First edition thus, edited by Andreas Schott (1552–1629), with his extensive commentary alongside that of previous editors including Denys Lambin, from the library of Andrew Fletcher of Saltoun.
The only surviving work by the first-century BC biographer Cornelius Nepos, the Vitae excellentium imperatorum once formed part of a broader collection, De viris illustribus. The Lives include Themistocles, Dion, Pausanias, Timoleon, and Hannibal; the most interesting character portrayal is that of Alcibiades, while the last two biographies are the most accomplished, describing the elder Cato and Atticus, with whom Nepos was intimate – these survived separately in a manuscript of the letters of his friend Cicero.

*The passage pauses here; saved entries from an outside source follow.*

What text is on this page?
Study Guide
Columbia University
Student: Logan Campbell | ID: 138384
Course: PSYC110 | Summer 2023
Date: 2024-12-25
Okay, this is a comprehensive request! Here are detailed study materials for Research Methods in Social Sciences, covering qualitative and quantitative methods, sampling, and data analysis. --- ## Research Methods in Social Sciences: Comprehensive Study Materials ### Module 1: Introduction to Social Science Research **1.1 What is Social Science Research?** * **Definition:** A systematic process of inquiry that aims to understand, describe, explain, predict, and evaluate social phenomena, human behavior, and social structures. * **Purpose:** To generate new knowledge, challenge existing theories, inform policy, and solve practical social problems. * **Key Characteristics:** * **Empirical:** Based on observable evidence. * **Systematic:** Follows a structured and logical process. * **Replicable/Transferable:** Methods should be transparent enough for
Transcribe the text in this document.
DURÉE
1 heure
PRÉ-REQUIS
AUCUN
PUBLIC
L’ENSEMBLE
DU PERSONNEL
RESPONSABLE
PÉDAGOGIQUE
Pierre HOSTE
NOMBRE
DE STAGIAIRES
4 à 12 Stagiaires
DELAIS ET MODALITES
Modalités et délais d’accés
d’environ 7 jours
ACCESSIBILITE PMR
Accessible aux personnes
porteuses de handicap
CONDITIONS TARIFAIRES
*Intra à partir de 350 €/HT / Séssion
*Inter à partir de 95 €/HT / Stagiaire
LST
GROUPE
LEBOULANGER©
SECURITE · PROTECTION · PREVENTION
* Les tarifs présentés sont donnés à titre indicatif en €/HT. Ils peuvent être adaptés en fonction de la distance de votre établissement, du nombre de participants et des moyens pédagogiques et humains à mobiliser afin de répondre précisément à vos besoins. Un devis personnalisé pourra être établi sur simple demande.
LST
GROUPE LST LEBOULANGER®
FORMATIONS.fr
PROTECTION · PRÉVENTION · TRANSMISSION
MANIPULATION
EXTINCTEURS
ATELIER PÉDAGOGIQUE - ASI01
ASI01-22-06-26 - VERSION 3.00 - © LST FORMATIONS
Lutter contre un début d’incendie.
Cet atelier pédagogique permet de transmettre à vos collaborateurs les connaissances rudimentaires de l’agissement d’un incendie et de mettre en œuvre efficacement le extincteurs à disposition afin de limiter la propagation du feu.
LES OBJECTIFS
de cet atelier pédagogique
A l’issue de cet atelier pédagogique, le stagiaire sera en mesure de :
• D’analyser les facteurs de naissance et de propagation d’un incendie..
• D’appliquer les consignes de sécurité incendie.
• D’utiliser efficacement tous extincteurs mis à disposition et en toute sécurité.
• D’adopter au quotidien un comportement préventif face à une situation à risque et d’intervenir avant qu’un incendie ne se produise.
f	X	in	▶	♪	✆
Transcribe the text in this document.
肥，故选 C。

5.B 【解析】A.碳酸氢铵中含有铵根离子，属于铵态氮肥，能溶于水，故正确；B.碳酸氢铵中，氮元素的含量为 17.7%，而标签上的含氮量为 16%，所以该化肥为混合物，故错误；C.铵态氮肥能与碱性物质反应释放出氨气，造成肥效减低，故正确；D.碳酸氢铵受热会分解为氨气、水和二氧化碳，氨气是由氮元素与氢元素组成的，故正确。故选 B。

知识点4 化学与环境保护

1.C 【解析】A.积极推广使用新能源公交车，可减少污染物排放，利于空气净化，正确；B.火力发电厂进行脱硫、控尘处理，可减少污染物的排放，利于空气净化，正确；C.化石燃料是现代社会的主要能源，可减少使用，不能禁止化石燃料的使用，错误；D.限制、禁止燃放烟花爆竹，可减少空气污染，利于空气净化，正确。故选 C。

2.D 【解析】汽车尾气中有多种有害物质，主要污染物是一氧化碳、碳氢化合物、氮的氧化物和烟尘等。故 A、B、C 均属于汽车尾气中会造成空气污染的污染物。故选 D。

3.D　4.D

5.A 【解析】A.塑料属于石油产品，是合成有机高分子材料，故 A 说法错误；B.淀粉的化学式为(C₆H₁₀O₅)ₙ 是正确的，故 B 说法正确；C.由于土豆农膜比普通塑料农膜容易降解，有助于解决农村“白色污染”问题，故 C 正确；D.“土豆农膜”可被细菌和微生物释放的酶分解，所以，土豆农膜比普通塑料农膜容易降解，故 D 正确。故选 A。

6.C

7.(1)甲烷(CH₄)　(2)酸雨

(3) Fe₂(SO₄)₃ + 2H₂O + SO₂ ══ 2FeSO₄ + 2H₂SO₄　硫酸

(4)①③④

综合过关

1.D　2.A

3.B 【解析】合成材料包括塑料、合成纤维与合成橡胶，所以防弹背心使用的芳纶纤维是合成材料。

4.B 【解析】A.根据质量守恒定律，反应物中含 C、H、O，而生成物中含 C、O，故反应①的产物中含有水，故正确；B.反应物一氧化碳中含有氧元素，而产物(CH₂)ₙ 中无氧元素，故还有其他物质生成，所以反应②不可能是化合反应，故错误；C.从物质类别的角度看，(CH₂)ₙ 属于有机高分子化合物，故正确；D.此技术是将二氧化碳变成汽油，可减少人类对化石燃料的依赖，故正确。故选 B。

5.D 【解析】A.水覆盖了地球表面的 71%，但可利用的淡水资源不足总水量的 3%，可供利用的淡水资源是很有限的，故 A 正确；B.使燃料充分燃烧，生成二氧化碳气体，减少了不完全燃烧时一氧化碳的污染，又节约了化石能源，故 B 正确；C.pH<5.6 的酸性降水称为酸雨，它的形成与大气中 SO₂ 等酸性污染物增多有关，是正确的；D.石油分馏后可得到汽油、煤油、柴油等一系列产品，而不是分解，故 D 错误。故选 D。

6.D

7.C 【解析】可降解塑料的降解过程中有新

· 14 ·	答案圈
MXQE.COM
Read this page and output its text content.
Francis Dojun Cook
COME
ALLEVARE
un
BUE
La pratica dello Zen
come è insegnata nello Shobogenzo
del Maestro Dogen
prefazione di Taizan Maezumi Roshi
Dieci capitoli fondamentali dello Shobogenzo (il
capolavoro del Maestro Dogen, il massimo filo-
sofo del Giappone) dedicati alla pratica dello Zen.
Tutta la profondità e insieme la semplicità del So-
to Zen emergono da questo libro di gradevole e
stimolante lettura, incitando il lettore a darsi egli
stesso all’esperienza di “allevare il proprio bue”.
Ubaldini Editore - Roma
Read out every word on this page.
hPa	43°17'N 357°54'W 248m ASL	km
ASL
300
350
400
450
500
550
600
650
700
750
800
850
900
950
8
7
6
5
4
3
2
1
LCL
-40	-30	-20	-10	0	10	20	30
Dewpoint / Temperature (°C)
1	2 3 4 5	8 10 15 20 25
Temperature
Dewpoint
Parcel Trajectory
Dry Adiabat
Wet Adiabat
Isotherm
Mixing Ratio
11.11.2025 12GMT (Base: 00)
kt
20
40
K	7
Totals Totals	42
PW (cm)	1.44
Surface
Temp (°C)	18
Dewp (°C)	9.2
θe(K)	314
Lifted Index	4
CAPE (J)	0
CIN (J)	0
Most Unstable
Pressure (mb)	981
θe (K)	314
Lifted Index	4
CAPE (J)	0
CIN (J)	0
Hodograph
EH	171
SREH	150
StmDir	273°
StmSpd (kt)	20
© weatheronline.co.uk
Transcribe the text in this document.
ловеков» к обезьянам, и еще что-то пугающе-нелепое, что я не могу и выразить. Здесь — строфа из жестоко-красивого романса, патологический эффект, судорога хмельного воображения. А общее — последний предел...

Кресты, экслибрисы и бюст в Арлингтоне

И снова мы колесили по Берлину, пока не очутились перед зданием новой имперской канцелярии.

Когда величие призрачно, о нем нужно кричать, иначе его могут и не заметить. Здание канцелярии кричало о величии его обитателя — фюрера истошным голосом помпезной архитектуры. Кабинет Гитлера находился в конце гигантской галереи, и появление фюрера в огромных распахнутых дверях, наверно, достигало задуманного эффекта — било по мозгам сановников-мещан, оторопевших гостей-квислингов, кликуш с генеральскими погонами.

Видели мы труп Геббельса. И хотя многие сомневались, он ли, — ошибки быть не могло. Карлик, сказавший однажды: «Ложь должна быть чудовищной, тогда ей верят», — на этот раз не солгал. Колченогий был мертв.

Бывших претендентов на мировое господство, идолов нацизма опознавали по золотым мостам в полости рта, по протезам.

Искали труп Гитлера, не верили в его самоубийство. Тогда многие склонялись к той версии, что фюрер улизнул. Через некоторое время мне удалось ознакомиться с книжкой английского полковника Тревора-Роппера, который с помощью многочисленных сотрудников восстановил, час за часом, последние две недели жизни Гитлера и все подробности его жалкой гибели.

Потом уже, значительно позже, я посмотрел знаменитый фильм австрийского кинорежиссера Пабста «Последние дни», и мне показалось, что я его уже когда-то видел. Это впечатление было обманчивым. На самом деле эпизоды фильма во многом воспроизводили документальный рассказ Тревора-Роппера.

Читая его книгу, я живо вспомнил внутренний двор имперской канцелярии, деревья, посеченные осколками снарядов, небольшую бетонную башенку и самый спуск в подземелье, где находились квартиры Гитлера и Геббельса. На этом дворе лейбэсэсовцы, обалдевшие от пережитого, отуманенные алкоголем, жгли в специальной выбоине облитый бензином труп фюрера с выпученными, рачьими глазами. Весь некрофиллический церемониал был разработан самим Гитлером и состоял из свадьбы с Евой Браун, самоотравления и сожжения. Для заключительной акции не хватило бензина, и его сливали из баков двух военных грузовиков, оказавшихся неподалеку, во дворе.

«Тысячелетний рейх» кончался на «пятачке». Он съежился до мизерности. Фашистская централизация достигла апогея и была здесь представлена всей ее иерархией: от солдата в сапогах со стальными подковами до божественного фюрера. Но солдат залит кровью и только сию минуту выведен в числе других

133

After studies at the university of Louvain, Andres Schott travelled in France before settling in Spain and then Italy, where he held professorships in Greek and rhetoric. In 1597 he returned to his native Antwerp, teaching and writing at the city’s Jesuit college. He was a prolific editor and translator of classical and patristic texts, beginning in 1577 with an edition of Cornelius Nepos’s De viris illustribus.
In this later edition of Nepos, the Lives are prefaced by a selection of related texts including ‘Origo gentis Romanae’ and ‘De viris illustribus Urbis Romanae’, first published by Schott in 1579 and ascribed by him to Sextus Aurelius Victor.
Provenance:
The Scottish patriot Andrew Fletcher of Saltoun (1653?–1716) ‘was also an extremely passionate and knowledgeable book-collector’ (Willems, p. xi). He probably started collecting around 1675 and over a period of forty years assembled a library of some six thousand books, almost certainly the largest private collection in Scotland at the time.
VD17: 3:310907U and 39:121516Z; STC German N73 and N72; USTC 2134640 and 2001850.